11月10日付けウォールストリート・ジャーナルは、イムラン・カーン前首相の政権復帰を狙う言動によってパキスタンは更なる不安定な状況に陥る崖っぷちに立たされていると警告する、サダナン・デューム(インド系米国人ジャーナリスト)による論説‘Imran Khan Pushes Pakistan to the Edge’を掲載している。要旨は次の通り。
4月に議会により解任されたイムラン・カーンの熱烈な支持者たちは、彼が軍と引き続き対決することによって政権に復帰出来ること、彼が腐敗と失政をなくしてパキスタンを浄化することを希望している。しかし、カーンの慢心と瀬戸際政策好みはむしろ既に騒然としているパキスタンを混乱に陥れることになりかねない。どちらにせよ、米国とその同盟国は核兵器国であるパキスタンの不安定性に備えるべきである。
最新の発火点となったのはカーン暗殺未遂事件だ。当局は宗教の狂信者を容疑者として直ちに逮捕したと言っているが、カーンは事件の背後にシャリフ首相、サヌラー内相、ISI(軍統合情報局)のナシール(少将)がいると非難している。
カーンの軍高官に対する攻撃は「復讐を示唆するものであり文民・軍関係の主要な違反を意味する」とカーネギー国際平和財団のパキスタンの専門家Aqil Shahは言う。カーンの軍との長年の友好関係および軍がパキスタンの政府で演ずる中心的な役割に照らせば、これは驚くべきことである。「パキスタンは軍を有する国ではなく国を有する軍である」との旧い格言があるが、今やパキスタンは、かつては軍の傀儡と見られていた一人の政治家によって脅かされている。
カーン銃撃に怒った支持者達はラホールとラワルピンディで交通を遮断し警察と衝突した。ペシャワールでは地域の担当の将軍の防備を施した住居の外に怒った暴徒が集結した。11月10日には、カーンの政党であるパキスタン正義運動は負傷したカーン抜きでイスラマバードに向けて行進を再開した。
パキスタンの軍の行動には国際的に有害な過去の実績が種々ある一方、機能不全の同国における最も機能する組織としての評価を得ている。軍をパキスタンの国としての一体性を保つ接着剤と見做す研究者もある。軍が崩壊すれば、パキスタンも同時に崩壊するかも知れない。

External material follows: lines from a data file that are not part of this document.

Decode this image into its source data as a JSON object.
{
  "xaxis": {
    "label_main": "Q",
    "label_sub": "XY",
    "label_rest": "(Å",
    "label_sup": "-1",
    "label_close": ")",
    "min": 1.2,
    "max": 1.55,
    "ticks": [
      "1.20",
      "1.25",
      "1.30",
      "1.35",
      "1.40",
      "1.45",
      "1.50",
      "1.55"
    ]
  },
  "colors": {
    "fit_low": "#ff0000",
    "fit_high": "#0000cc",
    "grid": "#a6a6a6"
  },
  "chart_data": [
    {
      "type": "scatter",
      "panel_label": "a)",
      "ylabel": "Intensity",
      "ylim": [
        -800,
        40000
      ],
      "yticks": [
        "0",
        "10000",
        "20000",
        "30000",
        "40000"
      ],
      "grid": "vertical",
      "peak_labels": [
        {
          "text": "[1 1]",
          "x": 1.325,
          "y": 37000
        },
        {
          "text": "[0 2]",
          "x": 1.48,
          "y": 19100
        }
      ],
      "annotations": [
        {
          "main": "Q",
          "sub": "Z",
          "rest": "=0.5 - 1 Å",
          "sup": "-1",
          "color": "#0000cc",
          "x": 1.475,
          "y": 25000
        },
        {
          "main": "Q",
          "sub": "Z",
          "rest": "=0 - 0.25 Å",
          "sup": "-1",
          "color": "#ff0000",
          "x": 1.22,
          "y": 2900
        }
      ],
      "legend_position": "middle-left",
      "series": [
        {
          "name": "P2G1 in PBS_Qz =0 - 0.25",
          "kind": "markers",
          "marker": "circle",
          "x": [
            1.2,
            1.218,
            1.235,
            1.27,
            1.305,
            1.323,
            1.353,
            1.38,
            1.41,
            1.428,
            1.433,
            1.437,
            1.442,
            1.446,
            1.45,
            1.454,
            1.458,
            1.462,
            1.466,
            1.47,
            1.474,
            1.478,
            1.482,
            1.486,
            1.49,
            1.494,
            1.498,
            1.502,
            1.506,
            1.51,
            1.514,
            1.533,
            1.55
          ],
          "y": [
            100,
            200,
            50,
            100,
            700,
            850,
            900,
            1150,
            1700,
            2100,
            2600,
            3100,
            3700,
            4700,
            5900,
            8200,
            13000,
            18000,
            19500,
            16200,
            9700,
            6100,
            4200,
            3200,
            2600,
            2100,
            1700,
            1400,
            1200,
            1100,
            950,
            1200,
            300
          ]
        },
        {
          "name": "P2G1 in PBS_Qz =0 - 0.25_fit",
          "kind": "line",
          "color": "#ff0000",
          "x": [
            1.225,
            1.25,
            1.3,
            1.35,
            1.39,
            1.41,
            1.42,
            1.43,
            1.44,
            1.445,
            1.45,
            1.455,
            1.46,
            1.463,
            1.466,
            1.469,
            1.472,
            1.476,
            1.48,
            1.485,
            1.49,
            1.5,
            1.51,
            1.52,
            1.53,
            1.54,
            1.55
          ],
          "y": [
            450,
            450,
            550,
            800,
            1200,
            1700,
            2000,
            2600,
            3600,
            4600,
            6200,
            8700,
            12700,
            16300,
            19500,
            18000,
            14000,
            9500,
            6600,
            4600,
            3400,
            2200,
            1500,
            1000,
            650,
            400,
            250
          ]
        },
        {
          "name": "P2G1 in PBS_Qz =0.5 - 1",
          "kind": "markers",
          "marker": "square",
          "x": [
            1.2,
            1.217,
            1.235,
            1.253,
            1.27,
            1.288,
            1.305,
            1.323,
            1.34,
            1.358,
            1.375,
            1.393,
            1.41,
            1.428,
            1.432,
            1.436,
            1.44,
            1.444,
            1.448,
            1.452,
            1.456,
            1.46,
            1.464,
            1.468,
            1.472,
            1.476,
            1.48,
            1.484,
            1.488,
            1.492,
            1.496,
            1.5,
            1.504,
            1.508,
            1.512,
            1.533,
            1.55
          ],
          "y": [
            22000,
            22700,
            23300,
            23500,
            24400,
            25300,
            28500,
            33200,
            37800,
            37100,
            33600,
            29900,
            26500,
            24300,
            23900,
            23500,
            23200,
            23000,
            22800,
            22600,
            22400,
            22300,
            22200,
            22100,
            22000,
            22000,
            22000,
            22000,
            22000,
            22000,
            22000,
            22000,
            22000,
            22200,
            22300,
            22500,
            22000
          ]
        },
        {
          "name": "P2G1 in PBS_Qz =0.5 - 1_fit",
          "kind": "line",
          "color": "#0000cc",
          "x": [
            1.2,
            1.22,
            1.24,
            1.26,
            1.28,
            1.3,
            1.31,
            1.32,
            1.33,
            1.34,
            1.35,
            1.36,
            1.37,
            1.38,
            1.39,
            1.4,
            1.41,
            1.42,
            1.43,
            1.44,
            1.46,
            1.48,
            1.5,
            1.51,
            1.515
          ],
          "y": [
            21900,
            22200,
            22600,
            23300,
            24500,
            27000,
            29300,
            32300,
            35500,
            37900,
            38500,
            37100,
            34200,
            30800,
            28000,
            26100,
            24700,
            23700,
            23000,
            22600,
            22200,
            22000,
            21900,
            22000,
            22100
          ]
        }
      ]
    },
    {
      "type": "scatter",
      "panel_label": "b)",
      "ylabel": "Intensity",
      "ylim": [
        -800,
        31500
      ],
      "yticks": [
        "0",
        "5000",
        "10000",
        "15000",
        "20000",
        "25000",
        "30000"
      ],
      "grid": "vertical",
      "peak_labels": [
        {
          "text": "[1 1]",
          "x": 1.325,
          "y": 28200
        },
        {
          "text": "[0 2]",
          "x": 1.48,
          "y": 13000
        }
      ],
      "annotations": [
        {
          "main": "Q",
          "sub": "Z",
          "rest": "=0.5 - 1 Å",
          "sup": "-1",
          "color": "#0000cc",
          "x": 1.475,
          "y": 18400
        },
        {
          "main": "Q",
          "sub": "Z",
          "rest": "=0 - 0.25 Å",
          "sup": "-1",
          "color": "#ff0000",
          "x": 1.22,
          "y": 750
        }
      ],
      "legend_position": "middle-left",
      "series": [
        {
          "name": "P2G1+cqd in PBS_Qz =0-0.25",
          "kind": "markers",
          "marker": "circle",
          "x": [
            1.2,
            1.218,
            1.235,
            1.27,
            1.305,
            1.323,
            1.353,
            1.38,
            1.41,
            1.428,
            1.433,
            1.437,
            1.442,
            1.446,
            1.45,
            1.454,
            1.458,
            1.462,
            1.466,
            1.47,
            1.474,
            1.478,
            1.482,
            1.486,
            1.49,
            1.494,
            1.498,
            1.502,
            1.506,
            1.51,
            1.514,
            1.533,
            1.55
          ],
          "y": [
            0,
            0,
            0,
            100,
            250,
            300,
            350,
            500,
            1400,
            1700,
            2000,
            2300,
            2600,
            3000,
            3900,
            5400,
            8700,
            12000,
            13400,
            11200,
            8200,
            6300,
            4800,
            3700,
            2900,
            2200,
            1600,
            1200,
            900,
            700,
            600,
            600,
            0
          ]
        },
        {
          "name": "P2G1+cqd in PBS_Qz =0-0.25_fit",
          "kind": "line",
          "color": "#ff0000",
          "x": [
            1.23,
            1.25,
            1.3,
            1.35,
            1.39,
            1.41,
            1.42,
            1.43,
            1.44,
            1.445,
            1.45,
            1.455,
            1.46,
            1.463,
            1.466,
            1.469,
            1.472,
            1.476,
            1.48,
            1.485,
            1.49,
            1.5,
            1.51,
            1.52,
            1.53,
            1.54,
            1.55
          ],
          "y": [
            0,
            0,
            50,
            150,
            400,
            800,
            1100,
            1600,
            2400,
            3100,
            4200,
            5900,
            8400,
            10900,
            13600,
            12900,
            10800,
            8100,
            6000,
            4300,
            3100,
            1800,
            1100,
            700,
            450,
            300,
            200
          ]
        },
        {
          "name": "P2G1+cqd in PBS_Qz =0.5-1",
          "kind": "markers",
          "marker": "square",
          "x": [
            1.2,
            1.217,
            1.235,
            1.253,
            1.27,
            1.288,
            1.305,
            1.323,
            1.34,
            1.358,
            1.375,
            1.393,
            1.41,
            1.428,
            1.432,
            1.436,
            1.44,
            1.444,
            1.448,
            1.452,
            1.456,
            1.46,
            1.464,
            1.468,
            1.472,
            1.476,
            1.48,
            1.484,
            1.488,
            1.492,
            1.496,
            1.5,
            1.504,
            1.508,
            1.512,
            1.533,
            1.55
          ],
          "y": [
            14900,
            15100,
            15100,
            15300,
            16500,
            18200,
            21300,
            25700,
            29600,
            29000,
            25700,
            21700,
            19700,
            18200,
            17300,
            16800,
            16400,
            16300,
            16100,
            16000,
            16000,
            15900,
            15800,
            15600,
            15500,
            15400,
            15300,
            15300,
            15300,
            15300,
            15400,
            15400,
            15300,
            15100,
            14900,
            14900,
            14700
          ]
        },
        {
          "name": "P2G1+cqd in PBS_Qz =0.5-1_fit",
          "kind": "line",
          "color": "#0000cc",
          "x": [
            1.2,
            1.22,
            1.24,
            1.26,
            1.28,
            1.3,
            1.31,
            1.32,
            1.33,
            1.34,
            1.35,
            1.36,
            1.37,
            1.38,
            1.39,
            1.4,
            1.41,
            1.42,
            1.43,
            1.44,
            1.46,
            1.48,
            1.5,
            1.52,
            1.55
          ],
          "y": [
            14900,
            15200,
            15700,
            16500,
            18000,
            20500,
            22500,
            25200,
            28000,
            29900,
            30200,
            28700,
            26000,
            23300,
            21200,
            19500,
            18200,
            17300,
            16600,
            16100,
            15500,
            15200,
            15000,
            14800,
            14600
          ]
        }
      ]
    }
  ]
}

カーンによるあからさまな攻撃の前に、軍に良好なオプションはほとんど残されていない。ISIで国内政治を担当する少将ナシ―ルを解雇あるいは更迭すれば、弱みを見せることになる。しかし、行動しなければ、パキスタンで最も人気があるとも言い得る政治家との衝突に向かう。どちらにしても、普通のパキスタン人は更なる不安定に直面することとなろう。
* * * * * *
今年4月、議会における不信任投票の結果、イムラン・カーンは首相の座を追われたが、彼は米国主導の陰謀の犠牲になったと主張し、静かに消え去るつもりのないことを示唆していた。以来、彼はシャリフに早期に選挙を行わせ(現行の議会の任期切れは来年8月である)、政権に復帰することを狙い、彼のパキスタン正義運動が議会をボイコットする一方で、街頭に出て現状に怒りを募らせる大衆を糾合してシャリフ政権に圧力をかける示威行動を行って来た。彼を支持する大衆の抗議の行進はパンジャブ州を通って近くイスラマバードに入り座り込みを行うらしいが、治安当局との衝突が政治的な騒擾を引き起こす可能性もあるであろう。